Earth is flat. Santa Claus, the Easter Beagle and the Great Pumpkin are real. Soy burgers taste just like grade-A beef. That dog you had as a child really did go to live with a nice couple on a farm. And the high and mighty New York Yankees actually admitted that they were wrong.
The Yankees announced today that they are slashing the prices of the best seats in the ballpark. If you’ve watched one of the six games that have been played at Yankee Stadium thus far, the seats I’m talking about are the ones filled with all of the fans who came in costume, dressed as empty seats.

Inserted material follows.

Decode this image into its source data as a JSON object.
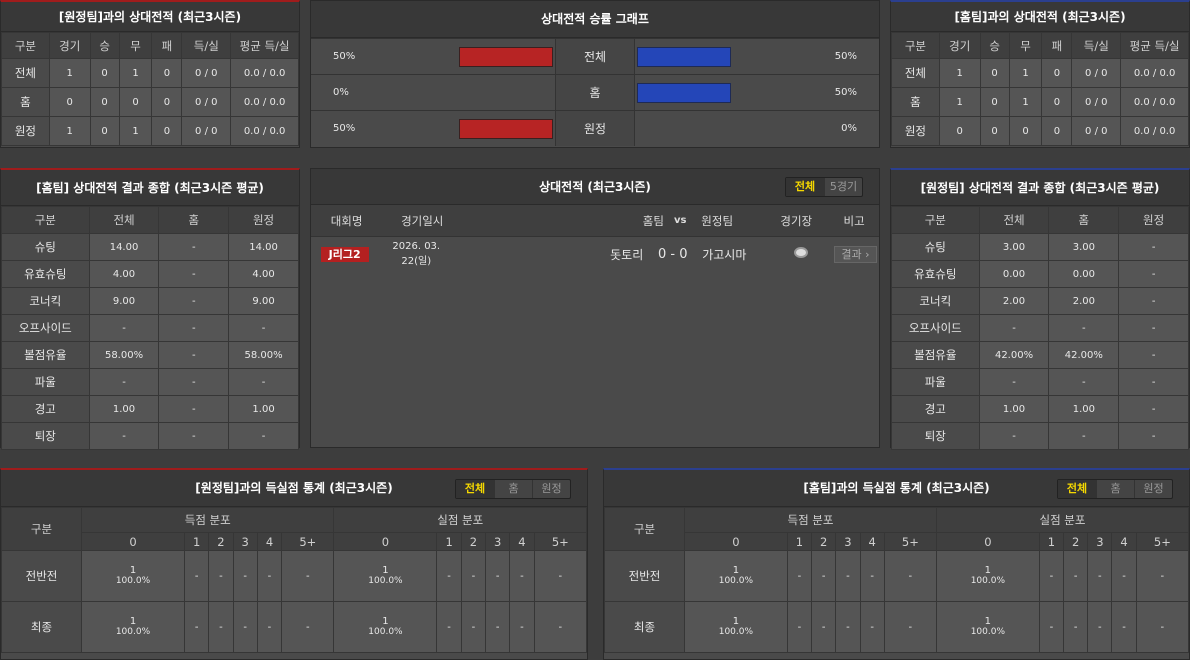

The prices for the seats are still beyond ridiculous — $2,500 tickets were cut to $1,250 and $1,000 seats to $650, plus season-ticket holders are being given additional tickets in comparable seats — but it’s a step in the right direction.
There are few people who love baseball more than I do, but $2,500 to see one regular-season baseball game is a sick joke, no matter where the tickets are. Most Yankees games drag on for about four hours, and ex-New York Gov. Eliot Spitzer paid less than $2,500 for four hours with Ashley Dupre.
I guess two weeks of being abused via just about every form of media about the number of people in the best and most visible seats in the ballpark resembling the crowd for a Men Without Hats reunion tour got to the arrogant upper management of the Yankees. But I have no sympathy for Hank and Hal Steinbrenner, Randy Levine and Lonn Trost, who have been nothing but condescending throughout the entire relocation process to the new ballpark.
In any event, it will be nice to turn on a Yankees game being played at home and see a color besides the navy blue of the seat backs.
Is there any chance that the ballclub’s generosity will extend to those of us with $40 seats? Um, I won’t hold my breath.